Let $X\subset\mathbb{P}^N$ be a complex irreducible projective variety. I recall that a line $l\subset\mathbb{P}^N$ is a secant of $X$ if the lenght of the scheme $l\cap X$ is $\geq2$. The union of all secant lines of $X$ is the secant variety of $X$, denoted by $\mathrm{Sec}(X)$. If $q\in\mathrm{Sec}(X)$, $L_q(X)$ denotes the union of secant lines of $X$ passing through $q$, and $$\Sigma_q(X):=L_q(X)\cap X=\{x\in X: \langle x, q\rangle\mbox{ is a secant line of $X$}\}.$$ Let us assume that exists a nonempty open set $V\subset\mathrm{Sec}(X)\setminus X$ such that for every $q\in V$ we have $L_q(X)=\mathbb{P}^{\delta+1}$ and $\Sigma_q(X)\subset L_q(X)$ is a quadric hypersurface, where $\delta:=2\dim(X)+1-\dim(\mathrm{Sec}(X))$. Now, for an open set $W\subseteq\mathrm{Sec}(X)$, let us consider the subset $$ \mathcal{A}(W):=\{ (x,q)\in X\times W: x\in\Sigma_q(X) \}\subseteq X\times W. $$

Is it true that $\mathcal{A}(V)$ (resp. $\mathcal{A}(\mathrm{Sec}(X)\setminus X)$) is a closed set in $X\times V$ (resp. in $X\times(\mathrm{Sec}(X)\setminus X)$)?
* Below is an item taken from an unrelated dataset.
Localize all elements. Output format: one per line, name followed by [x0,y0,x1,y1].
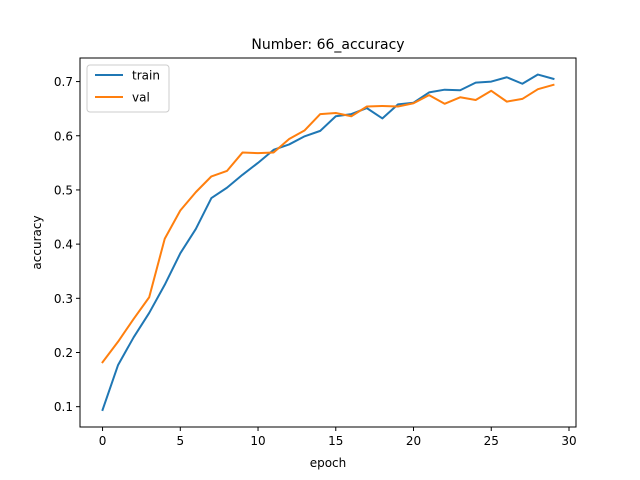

Let us notice that if $\mathrm{Hilb}^{Q}_{\delta}(X)$ denotes the Hilbert scheme of $\delta$-dimensional quadrics contained in $X$, then the fact that $\mathcal{A}(V)$ is closed implies the existence of a map of schemes $f_V:V\to \mathrm{Hilb}^{Q}_{\delta}(X)$ which sends $q\in V$ to $\Sigma_q(X)$.

Thanks.

Answer 1

I answer by itself. The projection $\pi:X\times \left(X\times\mathbb{P}^N \right)\longrightarrow X\times\mathbb{P}^N$ is a projective morphism and hence is closed. Moreover, if $W\subseteq\mathrm{Sec}(X)\setminus X$, we have \begin{eqnarray*} \mathcal{A}(W)&=&\{ (x,q)\in X\times W : x\in \Sigma_q(X) \}\\ &=&\pi\left(\overline{\{(z,x,q)\in X\times X\times \mathbb{P}^N: z\neq x\mbox{ and } q\in\langle z,x\rangle\}}\right)\cap X\times W, \end{eqnarray*} and then $\mathcal{A}(W)$ is a closed set of $X\times W$.